PERSONALDEBATTEN IN DER UNION
Die Sondierungen der Union werden von weiteren Forderungen nach einer personellen Erneuerung der CDU überschattet. Die Kritiker von Parteichef und Unionskanzlerkandidat Armin Laschet wie Norbert Röttgen oder Jens Spahn betonen dabei allerdings, dass dieser die Jamaika-Sondierung zuende führen solle. "Klar ist, dieses Wahlergebnis ist katastrophal", sagte der Chef des Arbeitnehmerflügels CDA, Karl-Josef Laumann, der "Welt am Sonntag". Für die Union könne es kein "Weiter so" geben. Der stellvertretende CDU-Vorsitzende Spahn trat für eine Verjüngung der Parteispitze ein und forderte einen Bundesparteitag im Januar: "Die nächste Generation nach Angela Merkel muss jetzt stärker sichtbar werden."

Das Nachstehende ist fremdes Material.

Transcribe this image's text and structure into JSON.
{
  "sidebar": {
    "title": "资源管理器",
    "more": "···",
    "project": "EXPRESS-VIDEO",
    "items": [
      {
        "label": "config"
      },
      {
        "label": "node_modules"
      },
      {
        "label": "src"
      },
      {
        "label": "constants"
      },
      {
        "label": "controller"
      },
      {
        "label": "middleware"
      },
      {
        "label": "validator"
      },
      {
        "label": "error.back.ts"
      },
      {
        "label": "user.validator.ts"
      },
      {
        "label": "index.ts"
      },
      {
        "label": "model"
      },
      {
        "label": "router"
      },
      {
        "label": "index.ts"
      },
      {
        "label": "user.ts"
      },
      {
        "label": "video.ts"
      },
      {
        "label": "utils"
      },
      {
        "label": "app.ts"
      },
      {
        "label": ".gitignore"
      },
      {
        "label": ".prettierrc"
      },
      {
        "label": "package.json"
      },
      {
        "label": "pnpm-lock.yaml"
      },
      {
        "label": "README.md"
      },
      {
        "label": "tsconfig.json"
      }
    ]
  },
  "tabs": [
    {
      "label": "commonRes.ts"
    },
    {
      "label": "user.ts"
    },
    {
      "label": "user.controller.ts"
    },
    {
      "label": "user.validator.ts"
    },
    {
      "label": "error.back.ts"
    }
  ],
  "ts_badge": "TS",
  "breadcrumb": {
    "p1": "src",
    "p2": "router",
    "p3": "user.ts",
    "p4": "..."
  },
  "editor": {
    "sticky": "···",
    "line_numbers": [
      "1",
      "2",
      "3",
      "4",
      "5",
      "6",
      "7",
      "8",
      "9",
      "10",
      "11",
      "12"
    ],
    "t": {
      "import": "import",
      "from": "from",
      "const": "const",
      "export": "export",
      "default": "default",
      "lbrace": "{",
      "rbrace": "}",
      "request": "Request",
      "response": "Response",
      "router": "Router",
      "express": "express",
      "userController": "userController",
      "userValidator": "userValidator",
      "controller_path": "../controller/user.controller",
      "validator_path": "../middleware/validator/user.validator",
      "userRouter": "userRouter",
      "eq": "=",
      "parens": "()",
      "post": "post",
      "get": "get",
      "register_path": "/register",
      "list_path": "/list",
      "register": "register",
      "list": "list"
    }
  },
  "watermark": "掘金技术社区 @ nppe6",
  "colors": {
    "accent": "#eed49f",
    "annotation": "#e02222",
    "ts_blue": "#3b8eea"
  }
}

Es reiche nicht, nur eine Person auszuwechseln, sagte CDU-Präsidiumsmitglied Röttgen dem "Tagesspiegel" mit Blick auf Laschet. Spahn, Röttgen und Friedrich Merz - alle drei aus Nordrhein-Westfalen - gelten selbst als Anwärter auf künftige CDU-Führungspositionen in Partei und Fraktion.
FDP-Generalsekretär Wissing äußerte sich zurückhaltend zu den Personaldebatten in der Union. Auf die Frage nach der Kritik an Laschet sagte er: "Das hat keine Auswirkung auf unsere Arbeit." Die FDP mache ihre Koalitionsentscheidung von Inhalten, nicht Personen abhängig. Zuvor hatte FDP-Chef Christian Lindner allerdings in der "Bild am Sonntag" gefordert, CDU und CSU müssten klären, ob sie wirklich eine Regierung führen wollen. CSU-Generalsekretär Blume betonte, dass die CSU die Jamaika-Sondierungen ernst meine. "Das macht Lust auf mehr", sagte er nach den Gesprächen mit der FDP.